Nitrofurans are a class of drugs typically used as antibiotics or antimicrobials. The defining structural component is a furan ring with a nitro group.

Drugs 
Members of this class of drugs include:
 Antibacterials (antibiotics)
 Difurazone (also known as Nitrovin) — an antibacterial growth promoter used in the animal feeds
 Furazolidone
 Nifurfoline
 Nifuroxazide
 Nifurquinazol
 Nifurtoinol
 Nifurzide
 Nitrofural (also known as nitrofurazone)
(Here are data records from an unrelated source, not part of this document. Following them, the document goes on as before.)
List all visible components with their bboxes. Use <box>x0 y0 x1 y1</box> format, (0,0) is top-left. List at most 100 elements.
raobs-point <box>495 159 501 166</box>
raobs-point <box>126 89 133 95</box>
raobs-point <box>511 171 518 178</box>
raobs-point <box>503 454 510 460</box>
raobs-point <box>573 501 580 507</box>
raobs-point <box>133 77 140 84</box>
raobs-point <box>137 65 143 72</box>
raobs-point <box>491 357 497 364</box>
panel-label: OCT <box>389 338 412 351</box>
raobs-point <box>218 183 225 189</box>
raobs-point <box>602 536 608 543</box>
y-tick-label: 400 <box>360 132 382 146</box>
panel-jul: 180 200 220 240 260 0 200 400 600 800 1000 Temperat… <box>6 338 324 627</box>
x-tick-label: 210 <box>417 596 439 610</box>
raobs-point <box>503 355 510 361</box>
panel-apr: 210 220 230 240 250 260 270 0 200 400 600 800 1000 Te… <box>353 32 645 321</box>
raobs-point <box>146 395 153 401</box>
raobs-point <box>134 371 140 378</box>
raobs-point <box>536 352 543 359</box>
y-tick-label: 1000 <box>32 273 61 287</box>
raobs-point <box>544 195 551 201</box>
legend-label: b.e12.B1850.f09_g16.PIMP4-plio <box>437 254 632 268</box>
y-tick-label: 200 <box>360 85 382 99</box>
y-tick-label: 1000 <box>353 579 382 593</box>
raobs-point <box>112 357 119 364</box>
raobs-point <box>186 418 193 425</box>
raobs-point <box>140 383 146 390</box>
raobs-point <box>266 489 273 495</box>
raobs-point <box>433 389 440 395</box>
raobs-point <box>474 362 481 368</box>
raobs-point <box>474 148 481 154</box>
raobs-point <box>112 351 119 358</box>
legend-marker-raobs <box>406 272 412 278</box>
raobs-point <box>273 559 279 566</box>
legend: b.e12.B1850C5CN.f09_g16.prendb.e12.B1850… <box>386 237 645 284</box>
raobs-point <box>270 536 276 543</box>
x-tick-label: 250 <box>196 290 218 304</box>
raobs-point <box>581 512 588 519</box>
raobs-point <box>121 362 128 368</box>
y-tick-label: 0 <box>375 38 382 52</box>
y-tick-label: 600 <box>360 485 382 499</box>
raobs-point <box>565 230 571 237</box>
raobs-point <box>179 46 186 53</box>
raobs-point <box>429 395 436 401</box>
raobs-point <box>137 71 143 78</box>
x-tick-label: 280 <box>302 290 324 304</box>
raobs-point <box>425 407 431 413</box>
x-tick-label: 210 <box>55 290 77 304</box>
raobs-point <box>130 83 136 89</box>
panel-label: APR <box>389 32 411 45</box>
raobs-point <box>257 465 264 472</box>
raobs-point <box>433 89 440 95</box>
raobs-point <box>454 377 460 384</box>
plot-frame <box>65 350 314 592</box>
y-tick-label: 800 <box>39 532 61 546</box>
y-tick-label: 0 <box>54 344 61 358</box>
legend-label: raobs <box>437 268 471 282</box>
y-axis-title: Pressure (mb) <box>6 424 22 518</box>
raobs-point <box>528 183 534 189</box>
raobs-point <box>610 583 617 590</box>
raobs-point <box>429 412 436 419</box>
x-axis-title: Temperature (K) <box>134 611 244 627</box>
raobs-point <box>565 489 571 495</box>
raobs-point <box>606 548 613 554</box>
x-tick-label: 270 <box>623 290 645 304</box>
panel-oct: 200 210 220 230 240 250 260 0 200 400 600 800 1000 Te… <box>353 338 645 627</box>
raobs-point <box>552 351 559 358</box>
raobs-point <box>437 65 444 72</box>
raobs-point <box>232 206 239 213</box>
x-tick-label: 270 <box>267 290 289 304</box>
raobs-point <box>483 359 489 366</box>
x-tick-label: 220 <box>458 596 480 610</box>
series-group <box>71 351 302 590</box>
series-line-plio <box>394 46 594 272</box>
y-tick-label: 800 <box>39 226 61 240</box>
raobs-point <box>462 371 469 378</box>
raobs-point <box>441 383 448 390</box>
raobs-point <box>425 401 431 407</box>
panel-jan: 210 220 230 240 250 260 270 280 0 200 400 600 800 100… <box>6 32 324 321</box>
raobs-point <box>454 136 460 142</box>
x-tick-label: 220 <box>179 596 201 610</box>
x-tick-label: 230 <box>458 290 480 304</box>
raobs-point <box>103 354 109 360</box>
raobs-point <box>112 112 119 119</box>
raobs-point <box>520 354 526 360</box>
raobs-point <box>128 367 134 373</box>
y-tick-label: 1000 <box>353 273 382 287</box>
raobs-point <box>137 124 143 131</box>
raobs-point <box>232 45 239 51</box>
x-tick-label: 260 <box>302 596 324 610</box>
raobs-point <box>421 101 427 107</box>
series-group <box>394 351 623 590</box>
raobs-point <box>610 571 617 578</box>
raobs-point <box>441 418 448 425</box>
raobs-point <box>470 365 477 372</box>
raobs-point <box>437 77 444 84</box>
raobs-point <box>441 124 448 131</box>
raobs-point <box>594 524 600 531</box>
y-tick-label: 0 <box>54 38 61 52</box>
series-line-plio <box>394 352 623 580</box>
 Nitrofurantoin — a drug used to treat urinary tract infections
 Ranbezolid — technically an oxazolidinone antibiotic bearing a nitrofuran group
 Antimicrobials
 Furaltadone — an antiprotozoal
 Furazidine — an antibacterial and antiprotozoal
 Furaginum — an antibacterial
 Furylfuramide — a formerly used food preservative
 Nifuratel — an antiprotozoal and antifungal
 Nifurtimox — an antiprotozoal
 FANFT, a potent nitrofuran derivative tumor initiator. It causes bladder tumors in all animals studied and is mutagenic to many bacteria.

Regulation
The European Union has banned the use of Nitrofurans in food-producing animals. In the 2000s, a number of meat imports were destroyed after nitrofurans were found, including chicken imported from Portugal, and chicken imported from Thailand and Brazil.